Avant de parler de carences, une mise au point essentielle : la fatigue persistante, parfois sévère, n’a pas une seule cause. Le manque de sommeil, un stress chronique ou une charge de travail excessive (jusqu’au burn-out), l’anxiété, une thyroïde au ralenti, une infection qui traîne, une inflammation, certains médicaments, une baisse de moral ou une maladie chronique peuvent tous provoquer une fatigue persistante — parfois en se combinant. Les carences en vitamines et minéraux ne sont donc qu’un facteur parmi d’autres — rarement la cause principale —, même si elles sont fréquentes et faciles à corriger une fois repérées.

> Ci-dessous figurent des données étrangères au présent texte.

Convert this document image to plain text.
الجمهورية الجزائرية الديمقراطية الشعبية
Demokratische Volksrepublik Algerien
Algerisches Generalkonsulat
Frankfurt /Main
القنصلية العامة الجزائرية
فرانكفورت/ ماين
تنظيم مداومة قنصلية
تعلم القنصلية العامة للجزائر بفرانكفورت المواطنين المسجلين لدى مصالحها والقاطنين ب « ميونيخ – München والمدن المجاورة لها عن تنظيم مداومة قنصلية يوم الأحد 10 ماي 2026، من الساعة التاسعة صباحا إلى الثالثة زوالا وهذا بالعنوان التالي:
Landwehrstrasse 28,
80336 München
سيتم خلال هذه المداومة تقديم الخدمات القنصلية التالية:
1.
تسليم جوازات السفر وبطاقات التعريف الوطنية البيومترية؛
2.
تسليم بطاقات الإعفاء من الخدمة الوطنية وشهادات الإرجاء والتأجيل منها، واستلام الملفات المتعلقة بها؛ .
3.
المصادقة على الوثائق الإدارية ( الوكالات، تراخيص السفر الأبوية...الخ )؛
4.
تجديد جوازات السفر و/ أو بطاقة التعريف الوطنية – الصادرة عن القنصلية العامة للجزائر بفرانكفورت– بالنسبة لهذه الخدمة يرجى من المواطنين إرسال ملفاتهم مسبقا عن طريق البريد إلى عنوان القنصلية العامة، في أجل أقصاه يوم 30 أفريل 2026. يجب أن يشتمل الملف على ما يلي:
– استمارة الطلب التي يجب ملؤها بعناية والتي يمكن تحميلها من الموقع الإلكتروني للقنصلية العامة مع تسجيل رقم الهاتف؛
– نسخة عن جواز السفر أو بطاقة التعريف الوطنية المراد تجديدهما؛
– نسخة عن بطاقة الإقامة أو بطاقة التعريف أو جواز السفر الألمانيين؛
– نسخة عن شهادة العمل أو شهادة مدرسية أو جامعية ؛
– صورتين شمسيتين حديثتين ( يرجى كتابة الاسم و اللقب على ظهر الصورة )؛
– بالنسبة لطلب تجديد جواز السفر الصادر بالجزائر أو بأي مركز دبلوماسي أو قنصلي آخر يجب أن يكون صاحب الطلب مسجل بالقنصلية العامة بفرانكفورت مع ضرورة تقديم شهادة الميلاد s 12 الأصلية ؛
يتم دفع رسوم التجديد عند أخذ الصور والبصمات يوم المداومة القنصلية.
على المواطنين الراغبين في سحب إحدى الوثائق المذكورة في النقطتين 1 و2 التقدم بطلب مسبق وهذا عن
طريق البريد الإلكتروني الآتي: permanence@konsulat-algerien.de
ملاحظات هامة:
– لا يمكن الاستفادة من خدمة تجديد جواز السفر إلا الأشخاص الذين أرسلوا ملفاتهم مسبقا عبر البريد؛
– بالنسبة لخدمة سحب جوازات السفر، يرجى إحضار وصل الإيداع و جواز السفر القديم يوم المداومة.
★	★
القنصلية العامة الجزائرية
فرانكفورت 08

La fatigue prend d’ailleurs plusieurs formes. La fatigue physique (jambes lourdes, faiblesse musculaire) ne se confond pas avec la fatigue mentale — ce brouillard mental fait de difficultés de concentration, de baisse de motivation et de charge mentale qui pèse. Une carence nutritionnelle peut nourrir l’une comme l’autre, mais elle n’explique pas tout : d’où l’intérêt d’identifier l’origine de la fatigue plutôt que de masquer des symptômes de carence à l’aveugle.
La règle de bon sens : une fatigue qui dure plusieurs semaines, qui ne s’améliore pas avec le repos ou qui s’accompagne d’autres signes (essoufflement, vertiges, humeur en berne, perte de poids) justifie de consulter un médecin, pas de remplir son panier de compléments. Avant d’incriminer une carence, il vaut souvent la peine de regarder ses heures de sommeil et son mode de vie : un mode de vie sain reste la première prise en charge de la fatigue. La suite de cet article aide à comprendre les manques les plus courants — pour en parler utilement avec un professionnel de santé.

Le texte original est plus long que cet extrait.